Gegen den von Wirtschaftsminister Robert Habeck (Grüne) vorgeschlagenen garantierten Industriestrompreis von sechs Cent pro Kilowattstunde gibt es gute Argumente. Damit sichert die Politik womöglich die Arbeitsplätze von gestern, statt Arbeitsplätze von morgen zu schaffen. Große Industriebetriebe haben zudem weniger Anreiz, ihre Prozesse effizienter zu gestalten.

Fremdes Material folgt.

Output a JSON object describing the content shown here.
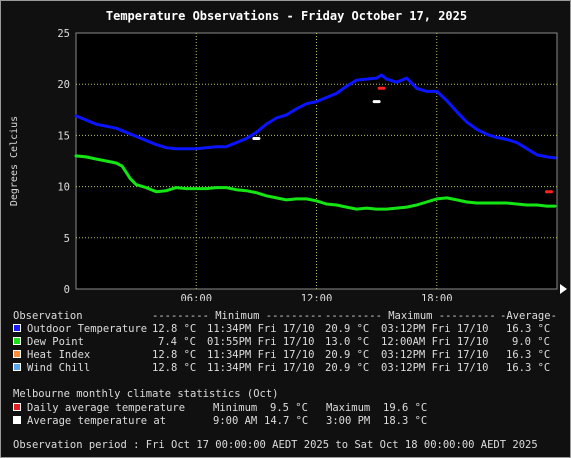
{
  "chart_data": {
    "type": "line",
    "title": "Temperature Observations - Friday October 17, 2025",
    "ylabel": "Degrees Celcius",
    "xlabel": "",
    "ylim": [
      0,
      25
    ],
    "xlim": [
      0,
      24
    ],
    "yticks": [
      0,
      5,
      10,
      15,
      20,
      25
    ],
    "xticks": [
      {
        "x": 6,
        "label": "06:00"
      },
      {
        "x": 12,
        "label": "12:00"
      },
      {
        "x": 18,
        "label": "18:00"
      }
    ],
    "grid": true,
    "series": [
      {
        "name": "Outdoor Temperature",
        "color": "#0a14ff",
        "x": [
          0,
          0.5,
          1,
          1.5,
          2,
          2.5,
          3,
          3.5,
          4,
          4.5,
          5,
          5.5,
          6,
          6.5,
          7,
          7.5,
          8,
          8.5,
          9,
          9.5,
          10,
          10.5,
          11,
          11.5,
          12,
          12.5,
          13,
          13.5,
          14,
          14.5,
          15,
          15.25,
          15.5,
          16,
          16.5,
          17,
          17.5,
          18,
          18.5,
          19,
          19.5,
          20,
          20.5,
          21,
          21.5,
          22,
          22.5,
          23,
          23.5,
          23.9
        ],
        "y": [
          16.9,
          16.5,
          16.1,
          15.9,
          15.7,
          15.3,
          14.9,
          14.5,
          14.1,
          13.8,
          13.7,
          13.7,
          13.7,
          13.8,
          13.9,
          13.9,
          14.3,
          14.7,
          15.3,
          16.1,
          16.7,
          17.0,
          17.6,
          18.1,
          18.3,
          18.7,
          19.1,
          19.8,
          20.4,
          20.5,
          20.6,
          20.9,
          20.5,
          20.2,
          20.6,
          19.6,
          19.3,
          19.3,
          18.4,
          17.3,
          16.3,
          15.6,
          15.1,
          14.8,
          14.6,
          14.3,
          13.7,
          13.1,
          12.9,
          12.8
        ]
      },
      {
        "name": "Dew Point",
        "color": "#14e614",
        "x": [
          0,
          0.5,
          1,
          1.5,
          2,
          2.3,
          2.7,
          3,
          3.5,
          4,
          4.5,
          5,
          5.5,
          6,
          6.5,
          7,
          7.5,
          8,
          8.5,
          9,
          9.5,
          10,
          10.5,
          11,
          11.5,
          12,
          12.5,
          13,
          13.5,
          14,
          14.5,
          15,
          15.5,
          16,
          16.5,
          17,
          17.5,
          18,
          18.5,
          19,
          19.5,
          20,
          20.5,
          21,
          21.5,
          22,
          22.5,
          23,
          23.5,
          23.9
        ],
        "y": [
          13.0,
          12.9,
          12.7,
          12.5,
          12.3,
          12.0,
          10.8,
          10.2,
          9.9,
          9.5,
          9.6,
          9.9,
          9.8,
          9.8,
          9.8,
          9.9,
          9.9,
          9.7,
          9.6,
          9.4,
          9.1,
          8.9,
          8.7,
          8.8,
          8.8,
          8.6,
          8.3,
          8.2,
          8.0,
          7.8,
          7.9,
          7.8,
          7.8,
          7.9,
          8.0,
          8.2,
          8.5,
          8.8,
          8.9,
          8.7,
          8.5,
          8.4,
          8.4,
          8.4,
          8.4,
          8.3,
          8.2,
          8.2,
          8.1,
          8.1
        ]
      }
    ],
    "markers": [
      {
        "name": "Daily average temperature minimum",
        "x": 23.6,
        "y": 9.5,
        "color": "#ff2020"
      },
      {
        "name": "Daily average temperature maximum",
        "x": 15.25,
        "y": 19.6,
        "color": "#ff2020"
      },
      {
        "name": "Average temperature at 9:00 AM",
        "x": 9.0,
        "y": 14.7,
        "color": "#ffffff"
      },
      {
        "name": "Average temperature at 3:00 PM",
        "x": 15.0,
        "y": 18.3,
        "color": "#ffffff"
      }
    ]
  },
  "summary": {
    "header": {
      "observation": "Observation",
      "minimum": "--------- Minimum ---------",
      "maximum": "--------- Maximum ---------",
      "average": "-Average-"
    },
    "rows": [
      {
        "label": "Outdoor Temperature",
        "color": "#1a1aff",
        "min_val": "12.8 °C",
        "min_time": "11:34PM Fri 17/10",
        "max_val": "20.9 °C",
        "max_time": "03:12PM Fri 17/10",
        "avg": "16.3 °C"
      },
      {
        "label": "Dew Point",
        "color": "#1ae01a",
        "min_val": "7.4 °C",
        "min_time": "01:55PM Fri 17/10",
        "max_val": "13.0 °C",
        "max_time": "12:00AM Fri 17/10",
        "avg": "9.0 °C"
      },
      {
        "label": "Heat Index",
        "color": "#ff8c3a",
        "min_val": "12.8 °C",
        "min_time": "11:34PM Fri 17/10",
        "max_val": "20.9 °C",
        "max_time": "03:12PM Fri 17/10",
        "avg": "16.3 °C"
      },
      {
        "label": "Wind Chill",
        "color": "#58a8f0",
        "min_val": "12.8 °C",
        "min_time": "11:34PM Fri 17/10",
        "max_val": "20.9 °C",
        "max_time": "03:12PM Fri 17/10",
        "avg": "16.3 °C"
      }
    ]
  },
  "climate": {
    "heading": "Melbourne monthly climate statistics (Oct)",
    "daily_label": "Daily average temperature",
    "daily_color": "#e02020",
    "minimum_label": "Minimum",
    "minimum_value": "9.5 °C",
    "maximum_label": "Maximum",
    "maximum_value": "19.6 °C",
    "avg_label": "Average temperature at",
    "avg_color": "#ffffff",
    "time1": "9:00 AM",
    "value1": "14.7 °C",
    "time2": "3:00 PM",
    "value2": "18.3 °C"
  },
  "period": "Observation period : Fri Oct 17 00:00:00 AEDT 2025 to Sat Oct 18 00:00:00 AEDT 2025"
}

Das sind aber liberale und grüne Argumente, sozialdemokratische sind es nicht. Vor allem klassische SPD-Anhänger haben auf den Industriestrompreis gehofft: der Chemikant bei BASF oder der Stahlkocher bei Thyssenkrupp. Er soll künftig mit Strom produzieren und fragt sich, ob sein Stahlwerk angesichts der hohen Strompreise hierzulande wettbewerbsfähig bleibt.

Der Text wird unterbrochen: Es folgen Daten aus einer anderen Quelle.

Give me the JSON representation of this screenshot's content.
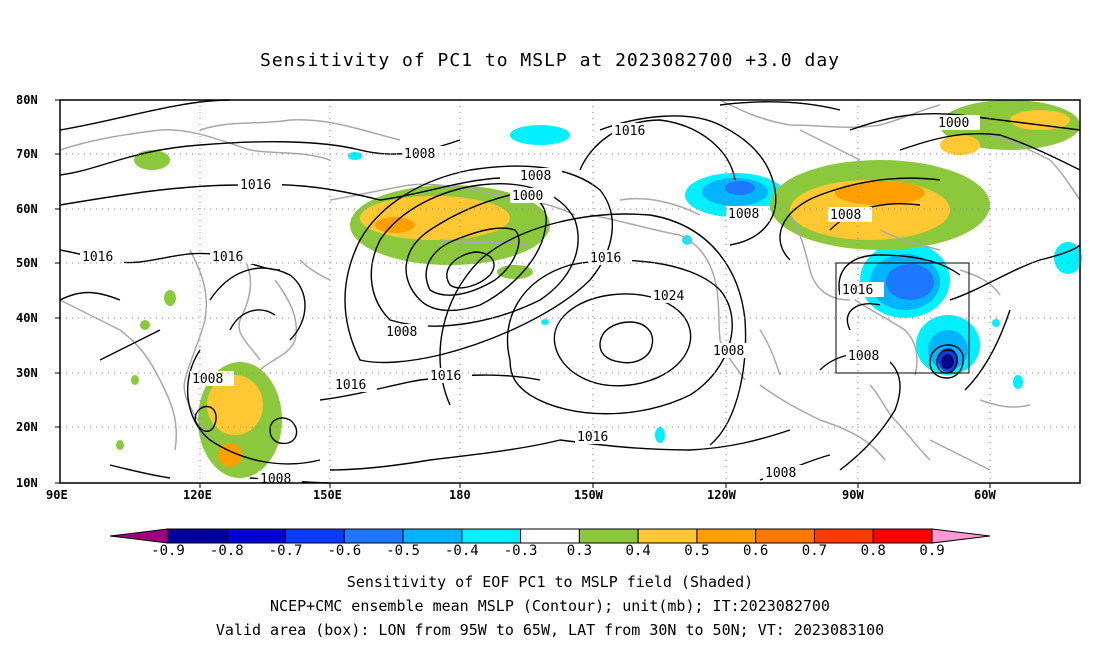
{
  "title": "Sensitivity of PC1 to MSLP at 2023082700 +3.0 day",
  "map": {
    "lon_range": [
      "90E",
      "40W"
    ],
    "lat_range": [
      "10N",
      "80N"
    ],
    "lon_ticks": [
      "90E",
      "120E",
      "150E",
      "180",
      "150W",
      "120W",
      "90W",
      "60W"
    ],
    "lat_ticks": [
      "10N",
      "20N",
      "30N",
      "40N",
      "50N",
      "60N",
      "70N",
      "80N"
    ],
    "valid_box": {
      "lon": [
        "95W",
        "65W"
      ],
      "lat": [
        "30N",
        "50N"
      ]
    },
    "contour_labels": [
      "1008",
      "1016",
      "1000",
      "1016",
      "1008",
      "1016",
      "1016",
      "1008",
      "1024",
      "1016",
      "1008",
      "1016",
      "1008",
      "1016",
      "1008",
      "1008",
      "1000",
      "1008",
      "1016",
      "1008",
      "1008"
    ]
  },
  "colorbar": {
    "colors": [
      "#a0007f",
      "#0000a0",
      "#0000d2",
      "#0a3cff",
      "#1e78ff",
      "#00b4ff",
      "#00f0ff",
      "#ffffff",
      "#8cc83c",
      "#ffc832",
      "#ffa000",
      "#ff7800",
      "#ff3c00",
      "#ff0000",
      "#ff9bd2"
    ],
    "labels": [
      "-0.9",
      "-0.8",
      "-0.7",
      "-0.6",
      "-0.5",
      "-0.4",
      "-0.3",
      "0.3",
      "0.4",
      "0.5",
      "0.6",
      "0.7",
      "0.8",
      "0.9"
    ]
  },
  "captions": [
    "Sensitivity of EOF PC1 to MSLP field (Shaded)",
    "NCEP+CMC ensemble mean MSLP (Contour); unit(mb); IT:2023082700",
    "Valid area (box): LON from 95W to 65W, LAT from 30N to 50N; VT: 2023083100"
  ]
}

Die SPD weiß um diese Sorgen. Das Eintreten für gutbezahlte Industriearbeitsplätze liegt in ihrer DNA. Deshalb hatten sich Partei und Fraktion auch erstmals deutlich gegen ihren Kanzler gestellt, als sich herauskristallisierte, dass er den Industriestrompreis ablehnen könnte. Scholz nutzt die kürzlich von der Fraktion eingeforderte Beinfreiheit, um diese Bedenken zu ignorieren.

Einen Aufstand muss er deswegen nicht fürchten. Aber viele in der Partei werden sich das merken. Insider berichten, dass die Hälfte der Fraktion sehr verärgert sei. Fraktionschef Rolf Mützenich und Parteichef Lars Klingbeil reagierten verhalten auf die Einigung. Sie kündigten Gespräche mit den Gewerkschaften an.

Die Kritik der IG Metall ist deutlich. „Das Paket greift zu kurz“, sagte der Zweite Vorsitzende Jürgen Kerner. Große Industriekonzerne werden mit der Senkung der Stromsteuer kaum zusätzlich entlastet, sie erhielten schon einen Rabatt. Mit dem Entlastungspaket beim Strom zeigt die Ampel Handlungsfähigkeit. Für die SPD aber ist es ein Problem.